A prática do médico de família baseia-se na relação de proximidade que se estabelece com o utente. Assim, é compreensível que, com este novo modelo, o utente sinta esta relação comprometida pela ausência de contacto presencial e pela distância criada pelo fio do telefone. Por outro lado, perde-se a linguagem não verbal, frequentemente tão informativa e útil no contexto da relação terapêutica. A dotação dos serviços de saúde de equipamentos que permitissem a videoconsulta seria útil para contornar esta dificuldade, embora não possamos esquecer que há também limitações do lado do utente como a impossibilidade de acesso a estes meios tecnológicos ou incapacidade de os utilizar. Apesar disso, a teleconsulta é um recurso muito útil e tem permitido garantir a vigilância dos utentes saudáveis ou com doença crónica estável, não os expondo a riscos desnecessários. O teletrabalho, que complementa as horas assistenciais na unidade, na tentativa de dar resposta a todas as solicitações e a que se acrescem novas tarefas como a vigilância dos utentes inseridos na plataforma TRACE-COVID, faz com que a atividade diária se estenda muito além do horário estabelecido, com um número de contactos superior ao que que tínhamos anteriormente. Por outro lado, como médica sinto que tenho uma responsabilidade acrescida, como se por ser profissional de saúde, constituísse um risco acrescido para aqueles que me rodeiam. Se não pertencemos a um grupo de risco, certamente que temos na nossa família quem se enquadre neste grupo: avós, pais, filhos, cônjuges. Na fase inicial da pandemia, foram muitos os relatos que ouvimos de profissionais que se afastaram dos seus, na tentativa de não lhes causar dano.

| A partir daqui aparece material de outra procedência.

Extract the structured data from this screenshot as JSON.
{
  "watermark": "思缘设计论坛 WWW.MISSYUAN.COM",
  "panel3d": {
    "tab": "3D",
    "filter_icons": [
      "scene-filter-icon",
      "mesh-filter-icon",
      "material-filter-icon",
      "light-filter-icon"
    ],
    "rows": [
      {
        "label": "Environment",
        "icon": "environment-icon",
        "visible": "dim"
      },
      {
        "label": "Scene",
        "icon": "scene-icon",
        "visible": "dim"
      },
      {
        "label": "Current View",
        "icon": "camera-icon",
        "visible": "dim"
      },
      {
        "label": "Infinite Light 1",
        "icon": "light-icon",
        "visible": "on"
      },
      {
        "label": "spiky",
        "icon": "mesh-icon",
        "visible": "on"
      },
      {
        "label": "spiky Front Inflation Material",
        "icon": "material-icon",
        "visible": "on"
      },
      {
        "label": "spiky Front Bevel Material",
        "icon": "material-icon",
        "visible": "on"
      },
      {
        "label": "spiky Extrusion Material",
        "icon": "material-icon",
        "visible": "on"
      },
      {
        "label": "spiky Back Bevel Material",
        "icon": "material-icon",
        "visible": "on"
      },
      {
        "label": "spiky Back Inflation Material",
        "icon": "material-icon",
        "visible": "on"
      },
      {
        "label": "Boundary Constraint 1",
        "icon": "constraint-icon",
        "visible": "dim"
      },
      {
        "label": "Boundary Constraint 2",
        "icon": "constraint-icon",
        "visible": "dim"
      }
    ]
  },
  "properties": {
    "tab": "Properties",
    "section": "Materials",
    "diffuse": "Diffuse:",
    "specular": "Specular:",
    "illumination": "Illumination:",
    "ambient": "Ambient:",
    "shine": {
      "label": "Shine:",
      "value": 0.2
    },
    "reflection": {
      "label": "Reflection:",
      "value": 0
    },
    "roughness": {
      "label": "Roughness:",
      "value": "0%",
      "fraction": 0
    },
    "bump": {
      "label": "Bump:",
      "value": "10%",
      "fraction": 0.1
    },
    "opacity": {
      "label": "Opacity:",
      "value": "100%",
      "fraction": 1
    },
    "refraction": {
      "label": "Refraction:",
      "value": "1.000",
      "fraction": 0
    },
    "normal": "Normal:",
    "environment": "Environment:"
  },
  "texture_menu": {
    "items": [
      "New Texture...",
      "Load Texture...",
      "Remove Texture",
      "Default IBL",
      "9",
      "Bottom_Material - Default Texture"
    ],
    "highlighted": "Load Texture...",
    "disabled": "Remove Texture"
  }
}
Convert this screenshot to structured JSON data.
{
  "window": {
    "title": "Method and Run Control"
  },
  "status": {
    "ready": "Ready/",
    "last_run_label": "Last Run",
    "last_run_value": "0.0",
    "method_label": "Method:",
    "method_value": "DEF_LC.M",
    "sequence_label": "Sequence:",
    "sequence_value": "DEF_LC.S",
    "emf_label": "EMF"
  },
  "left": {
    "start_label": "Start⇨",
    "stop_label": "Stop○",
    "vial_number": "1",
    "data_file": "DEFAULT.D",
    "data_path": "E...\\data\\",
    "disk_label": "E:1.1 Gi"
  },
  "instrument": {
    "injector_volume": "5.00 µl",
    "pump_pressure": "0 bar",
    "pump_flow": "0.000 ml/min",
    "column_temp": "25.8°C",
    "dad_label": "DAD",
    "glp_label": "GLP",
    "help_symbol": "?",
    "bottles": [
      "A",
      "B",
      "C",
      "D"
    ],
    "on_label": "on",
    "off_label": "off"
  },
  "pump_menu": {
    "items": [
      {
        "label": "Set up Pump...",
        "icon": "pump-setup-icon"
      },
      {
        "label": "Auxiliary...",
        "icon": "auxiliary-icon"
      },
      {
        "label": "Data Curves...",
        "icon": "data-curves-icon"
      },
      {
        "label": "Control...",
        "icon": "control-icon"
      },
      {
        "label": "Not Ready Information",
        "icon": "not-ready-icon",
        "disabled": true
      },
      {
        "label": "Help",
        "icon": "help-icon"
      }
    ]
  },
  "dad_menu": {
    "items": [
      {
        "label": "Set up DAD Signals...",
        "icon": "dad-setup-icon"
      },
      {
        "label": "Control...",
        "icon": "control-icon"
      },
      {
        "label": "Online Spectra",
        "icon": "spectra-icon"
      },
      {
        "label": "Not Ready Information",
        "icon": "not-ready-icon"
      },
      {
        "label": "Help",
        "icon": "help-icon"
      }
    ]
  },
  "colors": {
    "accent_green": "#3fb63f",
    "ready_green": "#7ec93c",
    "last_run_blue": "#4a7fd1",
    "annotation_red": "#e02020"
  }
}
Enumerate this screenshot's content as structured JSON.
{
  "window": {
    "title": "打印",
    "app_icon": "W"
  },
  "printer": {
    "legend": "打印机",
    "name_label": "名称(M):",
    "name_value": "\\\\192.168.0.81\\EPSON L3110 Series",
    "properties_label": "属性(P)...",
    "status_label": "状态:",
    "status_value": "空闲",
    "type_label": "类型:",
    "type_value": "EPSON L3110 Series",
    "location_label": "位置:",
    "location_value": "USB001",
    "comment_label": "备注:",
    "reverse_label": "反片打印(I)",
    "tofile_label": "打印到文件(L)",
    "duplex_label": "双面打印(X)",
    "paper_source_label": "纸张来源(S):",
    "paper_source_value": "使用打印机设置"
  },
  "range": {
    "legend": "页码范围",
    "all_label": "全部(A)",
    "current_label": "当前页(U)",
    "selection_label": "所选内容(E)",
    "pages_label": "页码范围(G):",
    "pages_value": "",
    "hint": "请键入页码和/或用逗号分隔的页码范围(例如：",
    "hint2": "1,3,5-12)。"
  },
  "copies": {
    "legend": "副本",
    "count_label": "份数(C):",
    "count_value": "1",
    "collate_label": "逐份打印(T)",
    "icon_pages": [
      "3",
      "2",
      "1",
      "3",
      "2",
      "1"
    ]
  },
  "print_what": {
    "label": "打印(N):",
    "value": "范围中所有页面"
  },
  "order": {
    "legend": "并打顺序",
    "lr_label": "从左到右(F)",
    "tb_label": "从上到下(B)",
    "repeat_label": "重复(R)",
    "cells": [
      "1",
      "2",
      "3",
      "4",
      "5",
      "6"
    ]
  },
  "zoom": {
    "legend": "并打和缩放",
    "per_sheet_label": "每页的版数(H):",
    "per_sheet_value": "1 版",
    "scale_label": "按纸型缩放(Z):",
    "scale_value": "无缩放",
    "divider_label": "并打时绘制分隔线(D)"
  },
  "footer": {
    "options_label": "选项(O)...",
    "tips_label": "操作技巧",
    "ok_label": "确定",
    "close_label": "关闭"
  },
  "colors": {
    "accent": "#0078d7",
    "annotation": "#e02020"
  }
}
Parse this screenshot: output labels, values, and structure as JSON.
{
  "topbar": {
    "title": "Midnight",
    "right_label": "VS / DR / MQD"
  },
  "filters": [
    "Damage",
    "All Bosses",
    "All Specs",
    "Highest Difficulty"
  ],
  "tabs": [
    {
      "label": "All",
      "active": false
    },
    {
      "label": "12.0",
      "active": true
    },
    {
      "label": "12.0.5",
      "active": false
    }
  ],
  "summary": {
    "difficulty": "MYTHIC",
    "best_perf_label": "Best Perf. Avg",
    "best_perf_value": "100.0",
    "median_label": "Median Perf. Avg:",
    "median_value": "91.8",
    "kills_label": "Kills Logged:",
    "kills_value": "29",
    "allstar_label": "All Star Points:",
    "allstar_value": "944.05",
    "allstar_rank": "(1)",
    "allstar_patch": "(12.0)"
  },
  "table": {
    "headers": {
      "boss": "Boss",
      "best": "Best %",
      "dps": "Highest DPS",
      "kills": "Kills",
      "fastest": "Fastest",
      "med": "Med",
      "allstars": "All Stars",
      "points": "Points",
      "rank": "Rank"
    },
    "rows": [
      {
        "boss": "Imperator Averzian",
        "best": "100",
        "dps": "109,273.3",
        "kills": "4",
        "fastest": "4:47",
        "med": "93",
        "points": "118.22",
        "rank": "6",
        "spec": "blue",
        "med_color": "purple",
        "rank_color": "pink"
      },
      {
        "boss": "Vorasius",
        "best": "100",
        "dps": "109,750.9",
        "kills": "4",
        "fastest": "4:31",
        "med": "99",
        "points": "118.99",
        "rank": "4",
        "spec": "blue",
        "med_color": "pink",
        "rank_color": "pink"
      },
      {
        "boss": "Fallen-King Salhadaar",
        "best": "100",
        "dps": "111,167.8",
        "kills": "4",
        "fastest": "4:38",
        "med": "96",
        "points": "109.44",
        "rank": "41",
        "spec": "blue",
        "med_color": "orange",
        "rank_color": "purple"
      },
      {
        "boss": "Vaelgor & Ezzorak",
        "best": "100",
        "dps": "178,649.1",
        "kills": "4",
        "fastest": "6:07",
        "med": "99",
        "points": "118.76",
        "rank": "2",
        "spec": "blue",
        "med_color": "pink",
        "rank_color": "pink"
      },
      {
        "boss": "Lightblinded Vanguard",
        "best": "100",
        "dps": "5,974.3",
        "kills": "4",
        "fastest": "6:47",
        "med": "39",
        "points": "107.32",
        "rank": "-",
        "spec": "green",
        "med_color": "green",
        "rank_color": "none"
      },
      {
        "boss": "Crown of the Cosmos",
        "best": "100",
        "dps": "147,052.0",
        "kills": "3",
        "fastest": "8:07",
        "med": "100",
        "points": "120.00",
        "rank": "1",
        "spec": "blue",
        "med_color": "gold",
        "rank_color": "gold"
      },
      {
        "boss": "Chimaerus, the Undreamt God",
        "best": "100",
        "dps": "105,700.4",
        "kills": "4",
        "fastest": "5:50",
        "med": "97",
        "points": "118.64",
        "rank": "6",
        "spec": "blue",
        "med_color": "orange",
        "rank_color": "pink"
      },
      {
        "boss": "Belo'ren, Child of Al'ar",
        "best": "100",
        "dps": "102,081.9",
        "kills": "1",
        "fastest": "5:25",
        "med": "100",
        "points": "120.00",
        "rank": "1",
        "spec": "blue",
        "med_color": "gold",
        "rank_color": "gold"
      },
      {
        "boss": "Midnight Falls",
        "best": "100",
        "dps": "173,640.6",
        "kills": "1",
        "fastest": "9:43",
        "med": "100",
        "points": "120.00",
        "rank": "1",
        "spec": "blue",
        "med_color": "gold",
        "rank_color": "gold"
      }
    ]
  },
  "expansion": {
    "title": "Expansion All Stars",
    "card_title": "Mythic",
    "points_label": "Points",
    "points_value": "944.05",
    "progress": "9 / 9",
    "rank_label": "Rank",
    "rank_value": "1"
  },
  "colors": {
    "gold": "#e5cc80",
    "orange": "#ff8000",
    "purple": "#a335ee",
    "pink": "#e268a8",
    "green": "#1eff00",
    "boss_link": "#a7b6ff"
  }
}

Tudo isto, a incerteza dos tempos que correm e a incompreensão de alguns daqueles a quem assistimos, contribui para o burnout de profissionais assoberbados, até porque, ser-se médico não é uma espécie de vacina que nos torna imunes ao medo, ao cansaço ou à tristeza. Porém, vejo o empenho dedicado dos profissionais com quem trabalho, no esforço coletivo necessário para responder às exigências destes novos tempos. Diariamente, sou recordada da importância da resiliência e do trabalho de equipa que permitem gerir o medo e garantir a prestação de cuidados de saúde aos nossos utentes.